Jackson trash ruling: Judge gives mayor pathway to keeping Richard’s contract
JACKSON, Miss. (WLBT) - Jackson Mayor Chokwe Antar Lumumba’s office is claiming victory Thursday following a ruling handed down by special appointed Judge Jess Dickinson.
Thursday, Dickinson ruled that the mayor, not the council, had the authority to negotiate and execute contracts and that only the mayor may negotiate a contract for solid waste disposal on behalf of the capital city.
The judge also ruled that for an emergency contract to be binding, the city council must sign off on it under provisions of Mississippi emergency management law.
“Whether a contract binding the city of Jackson for solid waste disposal is negotiated through the RFP process or pursuant to emergency authority under Miss. Code Section... the contract is not a binding contract that is enforceable against the city of Jackson unless and until it has been properly approved by the council.”
However, a footnote in the five-page ruling appears to give the mayor the ability to get past the council in seeing an emergency contract with Richard’s Disposal Inc. go forward.
“There does exist a possible exception not presented in this case thus far, where the council rejects an emergency contract presented by the mayor, the mayor exercises his veto of the rejection, and the council overrides the veto,” Dickinson wrote. “The mayor would then have the option of engaging the judicial system, claiming the council was arbitrary and capricious in overriding the veto.”
The only thing is, the council likely doesn’t have the votes to override any mayor’s veto related to the Richard’s contract.
The council has narrowly rejected Richard’s each time it has been brought up for a vote, first on a 2-4-1 vote and then again on a 3-3-1 vote. Five votes are needed to override a veto.
In March, the council voted down two motions to ratify emergency proposals with Richard’s, each on 4-1-1 votes.
However, in those cases, the motions were introduced by a council member, not the mayor. In his ruling, Dickinson says only the mayor can introduce emergency contracts for consideration.
Translated, barring any emergency legal actions taken late Thursday or very early Friday, officials in the mayor’s office say Richard’s will begin hauling waste for the city Friday morning and will be in place for at least the next year.
Ward 1 Councilman Ashby Foote, though, disagrees, saying the lawsuit clearly states that the Richard’s contract is not valid unless it’s signed off on by the legislative body.
“We don’t have a contract right now. It still has to be approved by the council and it has not,” he said. “I’m anxious to get a contract we can support.”
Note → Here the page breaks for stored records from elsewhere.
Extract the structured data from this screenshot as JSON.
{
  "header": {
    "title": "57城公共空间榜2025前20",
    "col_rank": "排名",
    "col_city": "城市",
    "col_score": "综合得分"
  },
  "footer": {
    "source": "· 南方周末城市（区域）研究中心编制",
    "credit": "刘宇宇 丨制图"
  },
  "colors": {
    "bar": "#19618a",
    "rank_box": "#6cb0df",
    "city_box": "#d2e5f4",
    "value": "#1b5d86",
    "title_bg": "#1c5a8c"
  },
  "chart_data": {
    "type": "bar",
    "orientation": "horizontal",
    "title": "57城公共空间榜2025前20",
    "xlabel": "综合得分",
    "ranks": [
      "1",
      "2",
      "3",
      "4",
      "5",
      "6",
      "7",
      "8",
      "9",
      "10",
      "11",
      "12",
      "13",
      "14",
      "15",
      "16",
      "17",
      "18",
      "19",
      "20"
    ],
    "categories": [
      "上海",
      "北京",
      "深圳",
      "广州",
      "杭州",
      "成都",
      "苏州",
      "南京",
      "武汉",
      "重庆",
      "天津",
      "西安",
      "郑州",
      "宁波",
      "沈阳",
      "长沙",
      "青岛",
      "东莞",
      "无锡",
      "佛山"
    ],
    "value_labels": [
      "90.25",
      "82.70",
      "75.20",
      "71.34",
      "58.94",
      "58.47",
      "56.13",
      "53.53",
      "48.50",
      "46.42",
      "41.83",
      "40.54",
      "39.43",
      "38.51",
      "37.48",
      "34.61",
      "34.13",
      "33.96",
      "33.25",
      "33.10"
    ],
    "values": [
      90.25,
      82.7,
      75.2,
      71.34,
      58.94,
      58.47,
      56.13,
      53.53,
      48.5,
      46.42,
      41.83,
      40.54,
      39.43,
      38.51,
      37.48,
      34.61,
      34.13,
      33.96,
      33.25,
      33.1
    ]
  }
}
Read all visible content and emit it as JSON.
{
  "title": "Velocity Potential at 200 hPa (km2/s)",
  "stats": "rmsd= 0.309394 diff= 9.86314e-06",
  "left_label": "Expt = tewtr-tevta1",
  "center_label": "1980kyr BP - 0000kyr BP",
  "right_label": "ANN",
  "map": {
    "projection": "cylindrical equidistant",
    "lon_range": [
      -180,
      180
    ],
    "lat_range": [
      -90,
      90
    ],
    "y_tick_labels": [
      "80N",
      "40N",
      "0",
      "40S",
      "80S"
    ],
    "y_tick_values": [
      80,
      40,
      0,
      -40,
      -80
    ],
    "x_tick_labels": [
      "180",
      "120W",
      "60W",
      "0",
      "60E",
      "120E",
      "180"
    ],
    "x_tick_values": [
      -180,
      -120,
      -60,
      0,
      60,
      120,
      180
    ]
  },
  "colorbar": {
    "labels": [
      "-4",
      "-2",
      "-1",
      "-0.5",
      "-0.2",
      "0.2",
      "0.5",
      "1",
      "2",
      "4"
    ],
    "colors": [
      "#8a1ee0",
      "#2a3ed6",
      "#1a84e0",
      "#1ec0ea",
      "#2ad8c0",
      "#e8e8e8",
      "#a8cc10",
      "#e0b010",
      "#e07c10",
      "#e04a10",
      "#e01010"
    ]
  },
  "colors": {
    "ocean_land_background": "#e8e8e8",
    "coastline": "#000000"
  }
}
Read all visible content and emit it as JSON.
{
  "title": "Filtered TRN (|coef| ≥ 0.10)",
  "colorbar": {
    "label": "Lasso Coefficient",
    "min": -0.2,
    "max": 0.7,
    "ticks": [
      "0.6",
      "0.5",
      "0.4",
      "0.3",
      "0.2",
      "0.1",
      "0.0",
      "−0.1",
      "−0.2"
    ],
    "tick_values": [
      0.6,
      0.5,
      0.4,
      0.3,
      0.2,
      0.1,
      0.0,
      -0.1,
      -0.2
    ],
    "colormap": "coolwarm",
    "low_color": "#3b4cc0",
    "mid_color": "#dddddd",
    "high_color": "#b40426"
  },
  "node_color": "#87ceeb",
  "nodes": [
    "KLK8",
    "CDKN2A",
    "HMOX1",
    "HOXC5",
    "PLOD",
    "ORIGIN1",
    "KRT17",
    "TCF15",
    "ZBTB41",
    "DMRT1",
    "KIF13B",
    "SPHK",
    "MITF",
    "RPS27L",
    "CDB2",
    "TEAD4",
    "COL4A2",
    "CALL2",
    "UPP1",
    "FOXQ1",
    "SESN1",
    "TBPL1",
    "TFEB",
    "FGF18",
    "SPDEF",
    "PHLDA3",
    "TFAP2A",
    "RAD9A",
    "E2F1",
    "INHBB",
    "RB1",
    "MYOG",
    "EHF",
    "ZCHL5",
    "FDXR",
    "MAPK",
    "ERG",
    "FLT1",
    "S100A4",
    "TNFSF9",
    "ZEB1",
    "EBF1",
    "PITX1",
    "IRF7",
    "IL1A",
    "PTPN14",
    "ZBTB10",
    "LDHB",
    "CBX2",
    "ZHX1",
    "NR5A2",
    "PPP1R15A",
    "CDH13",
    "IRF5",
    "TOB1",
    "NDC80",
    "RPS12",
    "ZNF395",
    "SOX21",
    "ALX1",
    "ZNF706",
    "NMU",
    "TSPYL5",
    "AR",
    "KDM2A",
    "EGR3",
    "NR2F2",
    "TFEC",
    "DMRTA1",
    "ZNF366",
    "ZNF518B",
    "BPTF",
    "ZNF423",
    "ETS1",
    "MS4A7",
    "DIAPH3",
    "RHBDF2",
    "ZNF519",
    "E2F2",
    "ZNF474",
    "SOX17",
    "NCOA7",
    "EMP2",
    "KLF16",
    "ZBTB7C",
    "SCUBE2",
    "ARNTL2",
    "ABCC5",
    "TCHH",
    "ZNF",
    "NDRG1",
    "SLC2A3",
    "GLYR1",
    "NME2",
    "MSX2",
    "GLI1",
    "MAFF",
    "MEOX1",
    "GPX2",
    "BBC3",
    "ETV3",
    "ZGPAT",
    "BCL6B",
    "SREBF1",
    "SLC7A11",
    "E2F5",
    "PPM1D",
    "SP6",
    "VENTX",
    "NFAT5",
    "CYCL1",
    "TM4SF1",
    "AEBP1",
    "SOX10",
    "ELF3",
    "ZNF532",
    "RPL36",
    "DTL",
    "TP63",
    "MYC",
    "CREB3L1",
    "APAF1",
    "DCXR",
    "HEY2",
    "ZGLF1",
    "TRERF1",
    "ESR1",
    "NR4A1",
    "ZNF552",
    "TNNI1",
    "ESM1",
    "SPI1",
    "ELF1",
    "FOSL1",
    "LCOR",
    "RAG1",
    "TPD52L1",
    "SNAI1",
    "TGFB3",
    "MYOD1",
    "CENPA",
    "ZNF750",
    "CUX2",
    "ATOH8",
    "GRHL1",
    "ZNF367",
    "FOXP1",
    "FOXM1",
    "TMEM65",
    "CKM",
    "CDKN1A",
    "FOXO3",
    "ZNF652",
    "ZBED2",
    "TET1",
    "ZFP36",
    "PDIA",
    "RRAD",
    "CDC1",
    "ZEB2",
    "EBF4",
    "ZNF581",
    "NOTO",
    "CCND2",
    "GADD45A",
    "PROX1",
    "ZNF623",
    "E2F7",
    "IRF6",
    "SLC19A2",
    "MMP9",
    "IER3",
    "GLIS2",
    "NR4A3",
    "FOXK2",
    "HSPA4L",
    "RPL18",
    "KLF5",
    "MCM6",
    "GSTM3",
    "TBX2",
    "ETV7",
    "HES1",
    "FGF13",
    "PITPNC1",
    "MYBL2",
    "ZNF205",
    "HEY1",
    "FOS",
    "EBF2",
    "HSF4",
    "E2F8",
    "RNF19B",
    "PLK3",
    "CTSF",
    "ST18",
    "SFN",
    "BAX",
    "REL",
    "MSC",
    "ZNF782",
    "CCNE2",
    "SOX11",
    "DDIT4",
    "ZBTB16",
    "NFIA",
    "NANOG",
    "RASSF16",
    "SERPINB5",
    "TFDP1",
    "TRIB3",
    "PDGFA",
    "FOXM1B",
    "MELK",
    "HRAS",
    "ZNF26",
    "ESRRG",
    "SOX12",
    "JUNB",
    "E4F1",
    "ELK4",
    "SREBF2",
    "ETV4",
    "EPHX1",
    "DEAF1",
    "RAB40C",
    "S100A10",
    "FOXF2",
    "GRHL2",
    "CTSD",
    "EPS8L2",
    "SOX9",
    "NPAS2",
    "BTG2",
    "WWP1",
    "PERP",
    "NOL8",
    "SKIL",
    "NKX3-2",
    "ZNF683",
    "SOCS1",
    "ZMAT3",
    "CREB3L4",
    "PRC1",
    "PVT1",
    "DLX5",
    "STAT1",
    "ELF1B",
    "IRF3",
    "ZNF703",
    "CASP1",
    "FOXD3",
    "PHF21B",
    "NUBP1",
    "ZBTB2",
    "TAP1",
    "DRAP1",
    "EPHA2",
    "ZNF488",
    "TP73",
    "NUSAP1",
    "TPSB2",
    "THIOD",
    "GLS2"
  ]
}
As for the footnote providing Lumumba with a path forward? “The main thing is the main thing, not some obscure footnote that would keep the mayor from having to get four votes,” he said. “The reason democracy works is because everybody gets a say. He wants to do every trick he can to keep the council from getting a say.”
“That’s not good government. That’s bad government.”
Mayor Chokwe Antar Lumumba filed suit against the Jackson City Council on March 9, a day after it voted to end his state of emergency on garbage collections and after it voted twice to reject a one-year emergency contract with Richard’s.
Dickinson also ruled the council has no authority to amend the mayor’s executive orders related to emergencies, only to approve or reject them. He also opined that only the city’s chief executive has the authority to find independent contractors and vendors to provide emergency services.
The judge did not address whether the mayor’s emergency proclamation was valid or whether trash collections qualified as a local emergency under state statute.
“If an emergency did exist - and continue to exist - then the mayor could have, and may still, negotiate and tender a relevant contract to the council for approval without the necessity of complying with the so-called RFP (request for proposals) requirements found in Miss. Code... Conversely, if an emergency did not, or does not exist, then the mayor may only present to the council for approval a contract produced through the RFP process.”
The city’s emergency contract with Waste Management expires at midnight.
The mayor has notified Waste Management that it will not be paid for picking up trash tomorrow, while some council members are seeking a temporary restraining order against Richard’s.